Some stateside commissaries are unable to process food stamps, and some WIC and debit card payments after the security certificate in store PIN pad terminals expired Dec. 7, shutting down the system.
The problem, which was not a data security breach and did not put any patron payment information at risk, impacted Defense Commissary Agency stores as well as some civilian grocers across the U.S., officials said.
"On December 7 thousands of older model PIN pads produced by Hypercom were unable to process debit card, EBT and electronic WIC transactions because the terminals' cryptographic certificate expired," Kevin Robinson, a DeCA spokesman, said in a statement. "As of Dec. 14, approximately 60 percent of DeCA's total PIN pads are able to process all of our customer's electronic transactions requiring a PIN."
The problem has the biggest impact on commissary shoppers who want to use electronic benefits transfer (EBT) food stamp benefits.
Stores where terminals are down can still run debit cards as credit cards, but are unable to give cash back. They can also process Special Supplemental Nutrition Program for Women, Infants, and Children (WIC) transactions on paper. However, patrons who want to use food stamp benefits will need to do so at a different store or wait until the system is repaired.
Commissary shoppers used $130.6 million in food stamps, officially known as the Supplement Nutrition Assistance Program (SNAP), in fiscal 2013, the most recent year for which data is available, according to the Defense Department. About $29 million in WIC benefits were redeemed that same year.

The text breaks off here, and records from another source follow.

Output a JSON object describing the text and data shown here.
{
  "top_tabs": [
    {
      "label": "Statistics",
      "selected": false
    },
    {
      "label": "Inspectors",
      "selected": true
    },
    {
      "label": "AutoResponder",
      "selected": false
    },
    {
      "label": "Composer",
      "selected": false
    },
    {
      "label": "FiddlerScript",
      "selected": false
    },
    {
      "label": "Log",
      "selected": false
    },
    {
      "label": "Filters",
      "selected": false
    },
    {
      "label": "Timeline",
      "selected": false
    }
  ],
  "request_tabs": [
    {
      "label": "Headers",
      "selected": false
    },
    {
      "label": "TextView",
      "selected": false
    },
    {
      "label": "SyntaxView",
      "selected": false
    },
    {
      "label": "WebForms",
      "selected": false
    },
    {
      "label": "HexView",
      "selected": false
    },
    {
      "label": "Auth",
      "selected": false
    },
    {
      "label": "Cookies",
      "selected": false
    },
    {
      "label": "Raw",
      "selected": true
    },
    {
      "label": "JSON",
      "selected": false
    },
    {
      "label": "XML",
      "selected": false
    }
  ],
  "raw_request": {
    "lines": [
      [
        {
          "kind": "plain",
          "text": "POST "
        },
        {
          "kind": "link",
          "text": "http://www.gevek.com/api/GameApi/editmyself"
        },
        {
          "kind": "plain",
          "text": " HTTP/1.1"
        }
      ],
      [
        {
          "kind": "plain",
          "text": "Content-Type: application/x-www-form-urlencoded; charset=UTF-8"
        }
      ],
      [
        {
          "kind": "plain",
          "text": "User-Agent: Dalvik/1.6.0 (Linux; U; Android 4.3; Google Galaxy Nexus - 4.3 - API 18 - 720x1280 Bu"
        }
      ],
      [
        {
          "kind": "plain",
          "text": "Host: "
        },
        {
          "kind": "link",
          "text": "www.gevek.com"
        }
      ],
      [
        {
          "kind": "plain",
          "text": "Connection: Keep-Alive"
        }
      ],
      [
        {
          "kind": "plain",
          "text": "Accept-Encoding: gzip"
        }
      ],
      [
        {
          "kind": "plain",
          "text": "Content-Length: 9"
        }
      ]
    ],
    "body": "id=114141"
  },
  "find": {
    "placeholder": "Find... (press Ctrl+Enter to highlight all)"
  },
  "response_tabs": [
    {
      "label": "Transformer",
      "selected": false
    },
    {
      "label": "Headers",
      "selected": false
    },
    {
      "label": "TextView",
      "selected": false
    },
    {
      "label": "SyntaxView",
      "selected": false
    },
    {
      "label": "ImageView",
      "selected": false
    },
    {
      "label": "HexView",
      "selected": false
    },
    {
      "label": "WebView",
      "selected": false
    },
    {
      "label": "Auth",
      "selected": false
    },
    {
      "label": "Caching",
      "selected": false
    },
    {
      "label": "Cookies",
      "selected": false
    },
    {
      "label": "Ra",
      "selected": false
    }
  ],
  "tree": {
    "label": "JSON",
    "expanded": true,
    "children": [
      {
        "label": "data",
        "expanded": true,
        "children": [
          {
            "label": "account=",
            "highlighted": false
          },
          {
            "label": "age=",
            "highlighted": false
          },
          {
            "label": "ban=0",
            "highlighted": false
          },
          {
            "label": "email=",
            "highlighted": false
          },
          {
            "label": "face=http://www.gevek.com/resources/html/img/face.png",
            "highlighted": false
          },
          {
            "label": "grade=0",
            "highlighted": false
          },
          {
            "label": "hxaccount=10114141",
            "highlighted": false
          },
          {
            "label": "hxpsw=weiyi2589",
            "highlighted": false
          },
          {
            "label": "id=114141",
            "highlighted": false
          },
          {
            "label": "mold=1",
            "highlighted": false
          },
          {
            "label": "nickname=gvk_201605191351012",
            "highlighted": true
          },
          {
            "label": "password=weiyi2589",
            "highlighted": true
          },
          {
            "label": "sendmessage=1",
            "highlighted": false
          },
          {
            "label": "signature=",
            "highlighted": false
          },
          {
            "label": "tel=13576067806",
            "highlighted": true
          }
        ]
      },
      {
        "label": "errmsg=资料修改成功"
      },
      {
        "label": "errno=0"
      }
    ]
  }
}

Commissary officials said they expect the systems to be completely operational by Christmas.
The payment terminals, manufactured by Hypercom, contained security certificates from 2004 that were good for 10 years. But that company has since been absorbed by another, Equinox Payments, and the certificate's expiration was "unforeseen," Equinox Payments officials said.
"While we did not produce these terminals, we have an ongoing business relationship with many of these customers and have provided repair and maintenance services for certain of these models in the past, and therefore have the capability to repair them," Stuart Taylor, vice president of payment solutions for Equinox said in a statement.
Officials with Mazon, an anti-hunger organization, said service member's best option at rural bases where no other grocery stores are easily accessible is heading to a local food bank.
The terminal problem highlights the need for the Defense Department to reform its Family Subsistence Supplemental Allowance (FSSA) benefit, which is designed to replace food stamps for military families, officials said.
Unlike SNAP, which requires users spend the benefit on a limited list of items, FSSA is given to troops as a paycheck plus-up. Officials with Mazon said the Defense Department can make the program more user friendly by making enrollment automatic for qualifying families and raising the maximum income allowed to qualify.
"If that program were functioning better, families that are eligible wouldn't have to worry about the SNAP terminals going down," said Michelle Stuffmann, a spokesman for Mazon.
Only 285 military families used the FSSA program in 2013, military officials said.